M. d’Asmolles rentra chez lui fort triste et le cœur gros. Il s’était lié, l’année précédente, avec le comte Artoff ; il avait pu apprécier les nobles qualités de cœur et d’esprit du gentilhomme russe ; il avait cru, comme tous ceux qui le connaissaient, à cette femme, sublime de repentir, qui, après avoir eu nom la Baccarat, était devenue une sainte, et voici que tout à coup le prisme s’évanouissait. Baccarat était toujours la Baccarat d’autrefois, la fille perdue !
M. le marquis Albert-Frédéric-Honoré de Chamery était chez sa sœur lorsque le vicomte arriva.
– Mon Dieu ! lui dit-il, comme tu es pâle, mon cher Fabien !

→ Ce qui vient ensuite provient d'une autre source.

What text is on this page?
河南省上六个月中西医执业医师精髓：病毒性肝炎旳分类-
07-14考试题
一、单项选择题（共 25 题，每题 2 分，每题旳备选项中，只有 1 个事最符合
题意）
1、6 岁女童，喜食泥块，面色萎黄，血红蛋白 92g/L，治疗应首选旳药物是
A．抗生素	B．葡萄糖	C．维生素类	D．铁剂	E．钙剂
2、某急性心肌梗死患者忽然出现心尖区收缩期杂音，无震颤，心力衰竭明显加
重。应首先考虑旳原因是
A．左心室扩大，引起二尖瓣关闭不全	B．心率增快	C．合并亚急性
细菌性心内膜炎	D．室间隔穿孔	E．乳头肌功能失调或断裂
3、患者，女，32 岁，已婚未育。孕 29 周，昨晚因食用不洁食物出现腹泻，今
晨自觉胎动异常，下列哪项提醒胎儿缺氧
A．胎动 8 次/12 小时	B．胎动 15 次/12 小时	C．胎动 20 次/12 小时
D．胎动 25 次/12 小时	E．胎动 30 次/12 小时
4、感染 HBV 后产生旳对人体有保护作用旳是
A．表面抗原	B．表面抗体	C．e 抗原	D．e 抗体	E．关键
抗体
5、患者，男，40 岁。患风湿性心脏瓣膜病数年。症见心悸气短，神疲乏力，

– Tu trouves ? fit le vicomte, qui ne put s’empêcher de tressaillir.
– Dame !
Blanche leva les yeux sur son mari :
– Albert a raison, dit-elle, tu es fort pâle, Fabien. Mon Dieu ! te serait-il arrivé quelque chose ?
– Non, dit Fabien qui s’efforça de sourire, rassurez-vous, mes enfants.
– Tu ne nous trompes pas ? fit la jeune femme alarmée.
– Non ; je te jure que rien qui nous soit personnel n’est pour quelque chose dans mon trouble.
– Mais encore ?…
– J’ai été obligé de revenir sur la bonne opinion que j’avais d’une femme, ajouta le vicomte ; voilà tout, ma chère Blanche.
La vicomtesse n’insista pas.
Quand Rocambole et son beau-frère se trouvèrent seuls, le faux marquis le regarda :
– Eh bien ? dit-il.
– Eh bien ! répondit le vicomte, Roland n’a point menti, Roland n’a point été mystifié !
– La comtesse l’aime ?
– Je l’ai vue chez lui.
Et Fabien raconta ce qui venait de se passer.
– Mon cher, dit froidement Rocambole, veux-tu mon avis sur tout cela ?
– Parle.
– Roland est un homme mort !
– Je le crains.
– Et moi j’en suis sûr. Il y a mieux, je te fais un pari.
– Lequel ?
– C’est que ce soir, à l’Opéra, la comtesse commettra l’imprudence de relever son voile.
– Ah ! ce serait trop fort.
– Eh ! mon Dieu ! dit Rocambole, une femme qui s’oublie jusqu’à aimer un fat comme ton Roland est capable de toutes les folies. Le comte saura tout dans trois jours et il les tuera tous deux !
– Après quoi, ajouta Fabien, il se brûlera la cervelle car il aime beaucoup sa femme.
En ce moment, un domestique entra et remit une lettre au marquis. Rocambole tressaillit en reconnaissant l’écriture de la suscription et les nombreux timbres étrangers dont l’enveloppe était frappée.